Ministros irão decidir se mantêm cassação, devolvem os mandatos ou determinam nova avaliação do caso.
TSE julga Wellington do Curso e Fernando Braide por suposta fraude à cota de gênero
TSE inicia julgamento do recurso de Wellington do Curso e Fernando Braide contra decisão do TRE-MA (Foto: Reprodução)

O Tribunal Superior Eleitoral (TSE) deu início, nesta sexta-feira (5), ao julgamento do recurso apresentado pelos deputados estaduais Wellington do Curso e Fernando Braide contra a decisão do Tribunal Regional Eleitoral do Maranhão (TRE-MA) que cassou os mandatos de ambos por suposta fraude à cota de gênero nas eleições de 2022. A análise ocorre no Plenário Virtual e permanecerá aberta até o dia 12 de dezembro.
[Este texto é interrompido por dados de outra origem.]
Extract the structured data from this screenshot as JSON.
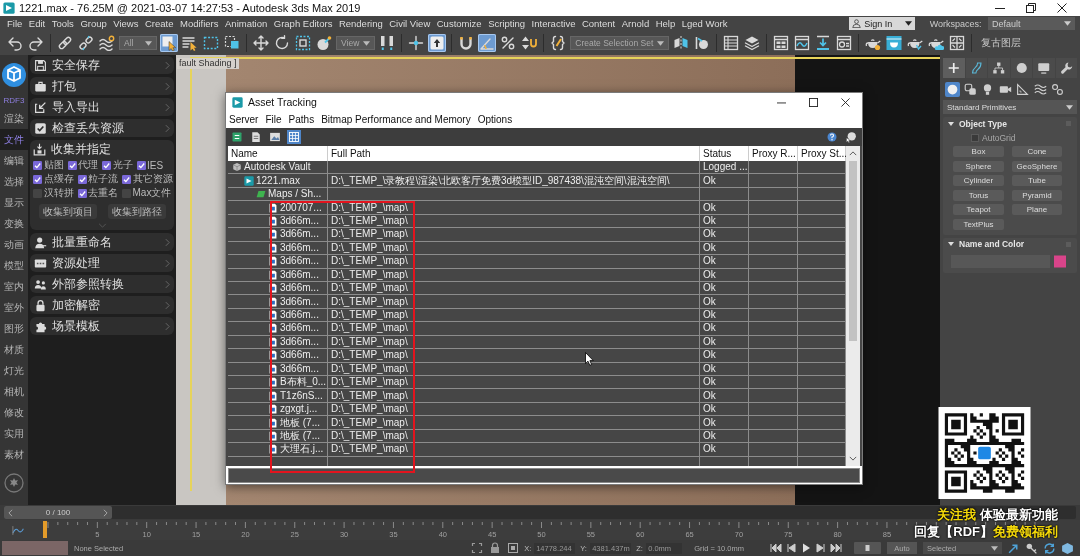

O relator do caso, ministro André Mendonça, manteve o processo na pauta após negar um novo pedido das defesas para adiar o julgamento. Os advogados solicitavam que o caso fosse levado a uma sessão presencial, mas Mendonça considerou que a justificativa não apresentava fundamento suficiente. O processo chegou ao TSE em agosto e teve o julgamento adiado por várias vezes a pedido das defesas. Agora, o mérito será analisado de forma definitiva.
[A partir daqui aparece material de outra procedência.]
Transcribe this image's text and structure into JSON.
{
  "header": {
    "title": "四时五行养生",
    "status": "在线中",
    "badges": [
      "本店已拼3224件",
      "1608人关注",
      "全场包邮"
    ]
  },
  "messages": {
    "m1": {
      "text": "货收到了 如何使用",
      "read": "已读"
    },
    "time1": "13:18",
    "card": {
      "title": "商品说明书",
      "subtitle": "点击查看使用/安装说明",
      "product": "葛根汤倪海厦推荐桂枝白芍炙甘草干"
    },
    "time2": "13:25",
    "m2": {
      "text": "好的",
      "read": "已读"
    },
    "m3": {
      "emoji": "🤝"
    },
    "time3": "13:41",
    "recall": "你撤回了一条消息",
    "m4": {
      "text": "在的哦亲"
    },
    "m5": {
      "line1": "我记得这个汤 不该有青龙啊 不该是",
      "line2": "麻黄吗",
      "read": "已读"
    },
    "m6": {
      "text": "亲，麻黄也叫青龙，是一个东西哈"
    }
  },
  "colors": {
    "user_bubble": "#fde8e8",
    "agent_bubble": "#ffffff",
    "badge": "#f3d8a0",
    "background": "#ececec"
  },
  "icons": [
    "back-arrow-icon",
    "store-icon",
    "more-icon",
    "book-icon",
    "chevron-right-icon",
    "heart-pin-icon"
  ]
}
O TRE-MA decidiu, por maioria, que o partido PSC utilizou uma candidatura feminina fictícia para cumprir a cota mínima exigida por lei, configurando fraude eleitoral. Com isso, todos os votos da legenda foram anulados e os mandatos dos dois deputados foram cassados. As defesas, por outro lado, negam qualquer irregularidade e afirmam que todas as candidatas participaram efetivamente da campanha.

O resultado no TSE poderá manter a cassação, restituir os mandatos aos parlamentares ou determinar um novo exame do caso, estendendo a disputa jurídica que já se arrasta há meses no tribunal.